Arbeitszeugnis
Arbeitnehmer trägt Beweislast
BAG: Arbeitnehmer trägt Darlegungslast für bessere als durchschnittliche Zeugnisbeurteilung
Ein Zeugnis, mit dem der Arbeitgeber bescheinigt, der Arbeitnehmer habe die übertragenen Aufgaben «zur vollen Zufriedenheit» erfüllt, entspricht der Schulnote «befriedigend». Der Arbeitnehmer trage auch dann die Darlegungslast für eine bessere Schlussbeurteilung, so das Bundesarbeitsgericht, wenn in der einschlägigen Branche überwiegend gute oder sehr gute Endnoten vergeben werden (Urteil vom 18.11.2014, Az.: 9 AZR 584/13).
Sachverhalt
Die Klägerin war vom 01.07.2010 bis zum 30.06. 2011 in der Zahnarztpraxis der Beklagten im Empfangsbereich und als Bürofachkraft beschäftigt. Zu ihren Aufgaben gehörten die Praxisorganisation, die Betreuung der Patienten, die Terminvergabe, die Führung und Verwaltung der Patientenkartei, die Ausfertigung von Rechnungen und die Aufstellung der Dienst- und Urlaubspläne. Darüber hinaus half sie bei der Erstellung des Praxisqualitätsmanagements. Die Beklagte erteilte ihr nach der Beendigung des Arbeitsverhältnisses ein Arbeitszeugnis. Die Parteien streiten noch darüber, ob die Leistungen der Klägerin mit «zur vollen Zufriedenheit» oder mit «stets zur vollen Zufriedenheit» zu bewerten sind. Die Vorinstanzen haben der Klage stattgegeben und angenommen, die Beklagte habe nicht dargelegt, dass die von der Klägerin beanspruchte Beurteilung nicht zutreffend sei.

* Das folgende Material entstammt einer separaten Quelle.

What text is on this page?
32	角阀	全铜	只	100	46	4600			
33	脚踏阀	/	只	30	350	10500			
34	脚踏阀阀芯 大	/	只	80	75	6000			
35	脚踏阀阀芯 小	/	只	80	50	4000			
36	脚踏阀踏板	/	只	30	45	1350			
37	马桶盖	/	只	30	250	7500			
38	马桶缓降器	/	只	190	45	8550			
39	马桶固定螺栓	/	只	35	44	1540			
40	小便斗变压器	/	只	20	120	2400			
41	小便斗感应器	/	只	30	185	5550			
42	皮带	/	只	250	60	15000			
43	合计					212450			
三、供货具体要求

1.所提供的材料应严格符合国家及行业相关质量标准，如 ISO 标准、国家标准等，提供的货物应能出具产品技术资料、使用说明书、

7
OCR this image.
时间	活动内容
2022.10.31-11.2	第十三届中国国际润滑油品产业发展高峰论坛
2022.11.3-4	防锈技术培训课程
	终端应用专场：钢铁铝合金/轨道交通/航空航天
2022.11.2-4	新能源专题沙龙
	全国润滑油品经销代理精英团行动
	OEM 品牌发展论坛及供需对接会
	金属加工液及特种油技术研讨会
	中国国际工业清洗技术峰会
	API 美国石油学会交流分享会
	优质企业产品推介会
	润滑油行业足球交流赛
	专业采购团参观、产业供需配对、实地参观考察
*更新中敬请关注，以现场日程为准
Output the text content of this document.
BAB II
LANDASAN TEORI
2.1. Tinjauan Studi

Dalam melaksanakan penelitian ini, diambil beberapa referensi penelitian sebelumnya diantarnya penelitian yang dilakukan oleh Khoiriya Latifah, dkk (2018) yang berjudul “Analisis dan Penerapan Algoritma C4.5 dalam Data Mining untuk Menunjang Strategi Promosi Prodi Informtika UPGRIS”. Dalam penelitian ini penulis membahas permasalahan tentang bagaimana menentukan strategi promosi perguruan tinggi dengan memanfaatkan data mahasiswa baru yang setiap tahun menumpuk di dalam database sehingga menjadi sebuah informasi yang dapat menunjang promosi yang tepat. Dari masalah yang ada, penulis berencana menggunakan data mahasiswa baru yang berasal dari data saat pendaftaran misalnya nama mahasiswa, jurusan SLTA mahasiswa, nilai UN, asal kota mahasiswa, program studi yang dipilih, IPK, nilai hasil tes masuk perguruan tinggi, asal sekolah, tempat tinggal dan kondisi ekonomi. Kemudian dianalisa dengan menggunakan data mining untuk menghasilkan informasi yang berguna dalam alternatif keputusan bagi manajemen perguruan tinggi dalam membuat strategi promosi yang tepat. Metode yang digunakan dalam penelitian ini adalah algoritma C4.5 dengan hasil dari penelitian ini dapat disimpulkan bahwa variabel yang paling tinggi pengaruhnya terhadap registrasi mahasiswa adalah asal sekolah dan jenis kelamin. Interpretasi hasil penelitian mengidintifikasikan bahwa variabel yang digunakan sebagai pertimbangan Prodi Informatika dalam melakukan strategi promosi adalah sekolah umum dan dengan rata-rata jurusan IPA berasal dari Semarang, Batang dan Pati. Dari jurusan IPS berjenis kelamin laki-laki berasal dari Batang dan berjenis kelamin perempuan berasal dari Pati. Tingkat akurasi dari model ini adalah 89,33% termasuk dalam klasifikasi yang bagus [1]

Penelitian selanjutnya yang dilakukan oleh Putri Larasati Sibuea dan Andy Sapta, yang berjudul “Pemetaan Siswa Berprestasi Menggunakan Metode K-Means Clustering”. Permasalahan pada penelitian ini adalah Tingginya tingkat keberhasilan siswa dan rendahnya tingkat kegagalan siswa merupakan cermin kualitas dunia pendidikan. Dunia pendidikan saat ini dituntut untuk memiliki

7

BAG: Bessere als «befriedigende» Leistungen sind vom Arbeitnehmer zu beweisen
Das Bundesarbeitsgericht hat der Beklagten auf ihre Revision hin Recht gegeben und die Sache an das Landesarbeitsgericht zurückverwiesen. Die vom Landesarbeitsgericht zur Ermittlung einer durchschnittlichen Bewertung herangezogenen Studien, nach denen fast 90% der untersuchten Zeugnisse die Schlussnoten «gut» oder «sehr gut» aufweisen sollen, führten nicht zu einer anderen Verteilung der Darlegungs- und Beweislast. Für die Verteilung der Darlegungs- und Beweislast komme es nicht auf die in der Praxis am häufigsten vergebenen Noten an. Ansatzpunkt sei die Note «befriedigend» als mittlere Note der Zufriedenheitsskala. Begehre der Arbeitnehmer eine Benotung im oberen Bereich der Skala, müsse er darlegen, dass er den Anforderungen gut oder sehr gut gerecht geworden sei.
Zeugnis muss nur im Rahmen der Wahrheit wohlwollend sein
Aus den herangezogenen Studien seien auch keine Tatsachen zu entnehmen, die den Schluss darauf zuließen, dass neun von zehn Arbeitnehmern gute oder sehr gute Leistungen erbringen würden. Es könne nicht ausgeschlossen werden, dass auch Gefälligkeitszeugnisse in die Untersuchungen eingegangen sind, die dem Wahrheitsgebot des Zeugnisrechts nicht entsprechen. Der Zeugnisanspruch nach § 109 Abs. 1 Satz 3 GewO richte sich auf ein inhaltlich «wahres» Zeugnis. Das umfasse auch die Schlussnote. Ein Zeugnis müsse auch nur im Rahmen der Wahrheit wohlwollend sein.